Steiermark: Bildungsscheck einlösen für Lehrlinge und Lehrabsolventen

Inhalte und Voraussetzungen zum Erhalt des Bildungschecks für Lehrlinge und Lehrabsolventinnen in der Steiermark

Der Bildungscheck für Lehrlinge und Lehrabsolventinnen ist eine Förderung zur Unterstützung von Weiterbildungsmaßnahmen in der Steiermark. Sämtliche Lehrlinge und Lehrabsolventinnen können die Förderung beantragen, insofern sie das Höchstantragsalter von 25 Jahren nicht überschritten haben.

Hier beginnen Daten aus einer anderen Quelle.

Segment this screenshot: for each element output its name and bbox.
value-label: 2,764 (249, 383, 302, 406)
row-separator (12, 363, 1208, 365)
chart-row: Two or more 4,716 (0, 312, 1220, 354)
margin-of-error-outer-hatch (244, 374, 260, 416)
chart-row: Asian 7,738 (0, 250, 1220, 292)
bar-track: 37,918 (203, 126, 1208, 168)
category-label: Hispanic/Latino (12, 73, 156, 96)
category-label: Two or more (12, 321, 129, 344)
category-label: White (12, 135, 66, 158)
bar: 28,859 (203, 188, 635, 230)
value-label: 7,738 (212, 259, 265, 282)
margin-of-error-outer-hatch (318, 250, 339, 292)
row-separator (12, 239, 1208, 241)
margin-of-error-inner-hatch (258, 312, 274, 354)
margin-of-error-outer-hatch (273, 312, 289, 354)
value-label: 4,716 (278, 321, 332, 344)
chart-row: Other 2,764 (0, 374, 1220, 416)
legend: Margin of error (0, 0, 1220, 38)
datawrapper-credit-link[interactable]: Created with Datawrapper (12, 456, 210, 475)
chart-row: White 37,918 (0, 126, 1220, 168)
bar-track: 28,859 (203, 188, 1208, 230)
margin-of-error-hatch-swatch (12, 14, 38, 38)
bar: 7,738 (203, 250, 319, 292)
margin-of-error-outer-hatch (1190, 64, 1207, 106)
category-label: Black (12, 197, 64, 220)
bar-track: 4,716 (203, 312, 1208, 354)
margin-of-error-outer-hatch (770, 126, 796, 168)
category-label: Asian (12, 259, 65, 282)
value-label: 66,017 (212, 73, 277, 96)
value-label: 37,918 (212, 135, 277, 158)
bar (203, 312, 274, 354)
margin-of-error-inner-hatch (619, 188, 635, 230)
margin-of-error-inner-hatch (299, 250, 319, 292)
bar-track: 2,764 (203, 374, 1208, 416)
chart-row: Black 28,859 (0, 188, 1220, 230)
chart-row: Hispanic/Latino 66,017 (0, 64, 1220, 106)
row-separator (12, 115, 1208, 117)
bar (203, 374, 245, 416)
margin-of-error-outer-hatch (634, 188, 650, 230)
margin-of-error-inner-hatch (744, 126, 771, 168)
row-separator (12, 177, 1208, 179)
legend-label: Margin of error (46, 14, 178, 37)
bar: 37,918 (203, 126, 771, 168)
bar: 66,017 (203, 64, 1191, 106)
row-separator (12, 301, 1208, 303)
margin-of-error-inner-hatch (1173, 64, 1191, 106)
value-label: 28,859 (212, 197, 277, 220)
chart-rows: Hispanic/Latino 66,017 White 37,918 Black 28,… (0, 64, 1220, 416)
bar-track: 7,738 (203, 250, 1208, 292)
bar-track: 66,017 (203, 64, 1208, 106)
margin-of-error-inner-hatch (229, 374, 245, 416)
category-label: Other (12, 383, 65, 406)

Die Förderungsmaßnahme gilt für alle Lehrlinge und Lehrabsolventen, welche bereits eine betriebliche Lehre absolviert haben oder aktuell eine solche absolvieren. Um die Förderungsmaßnahme zu erhalten, muss ein Förderungsantrag gestellt werden.

Zentrale Punkte des Bildungschecks

Der Bildungscheck für Lehrlinge und Lehrabsolventinnen ist eine spezifische Fördermaßnahme für alle Lehrlinge und Lehrabsolventen in der Steiermark. Alle Lehrlinge, welche aktuell eine Lehre absolvieren, sowie sämtliche Lehrabsolventen besitzen das Recht, die Förderungsmaßnahme in Anspruch zu nehmen.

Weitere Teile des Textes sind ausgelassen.